Bailey recalled the song he learned as a child in Sunbeams of God’s love for every person, “red and yellow, black and white,” and related it to the 2020 mission.
“When we are open to ‘red and yellow, black and white,’ when we are looking to influence the next generation, when we are seeking to reach the millennials, God is going to bless that effort because he was wanting to reach those people long before we recognized it,” Bailey said.
At First Baptist Covington, the change is visible.
Bailey said his church had prayed to “look like heaven” when members approached him wanting to use their talents and gifts for God. Programs such as Celebrate Recovery, Upward Sports, and an intentional outreach to families with special needs children has “opened the community” to them in a new way, Bailey said.

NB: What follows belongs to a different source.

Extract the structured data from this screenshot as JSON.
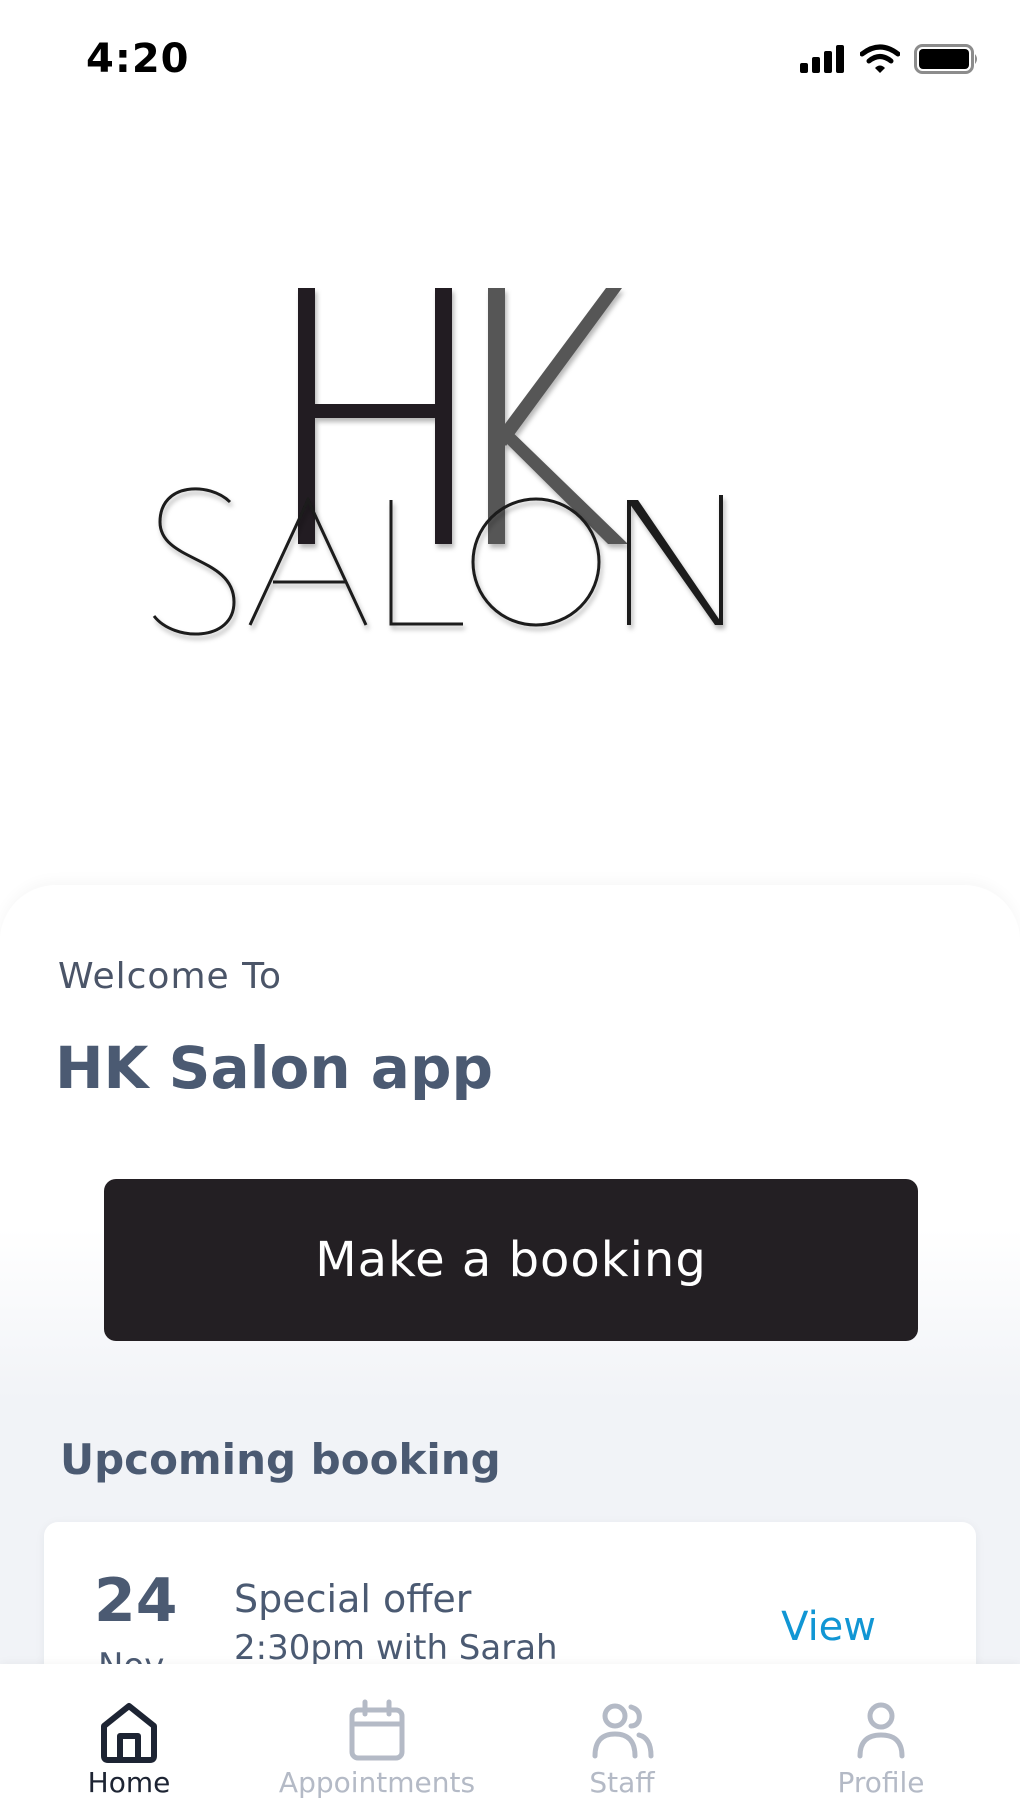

Utilizing everyone—of both genders, every ethnicity, every generation and age group—in positions of leadership and visibility is vital to becoming a multi-ethnic and multi-generational church, Bailey said.
“When we allow people to lead and be in front, we are giving out very subtle signals that ‘you are welcome here.’ This is not a baby-boomer church; this is not a white church; this is not a male or female church. It’s for everybody,” Bailey said.
The new approach is paying off. Recently, Bailey made a happenstance remark to a staff member about the changing face of the congregation. The staff member replied, “Yes, and it’s beautiful.”
The goals of KAIROS, a Greek word meaning opportunity or time, begin with equipping churches with a proven evangelistic church growth process and assisting churches with the development of a disciple-making process.
Biblical stewardship and support for the Cooperative Program and mission offerings, compassion ministries, church planting partnerships, mentoring networks and the utilization of multi-platform media strategy and social media, are part of KAIROS.
Prayer is key to reaching the 2020 goals, Bailey said.
“If we’re praying, we are the ones who are changed,” Bailey said. “There is something about when God does his work inside us that he also starts doing his work outside us.”
When asked what he hopes his church will look like in 2020, Bailey said he’s not as concerned what it “looks like” as what he hopes it truly will be: a congregation transformed by God and open to his will.
“If we do that, then the church will look like he wants it to,” Bailey said. “And that’s better than anything I can envision.”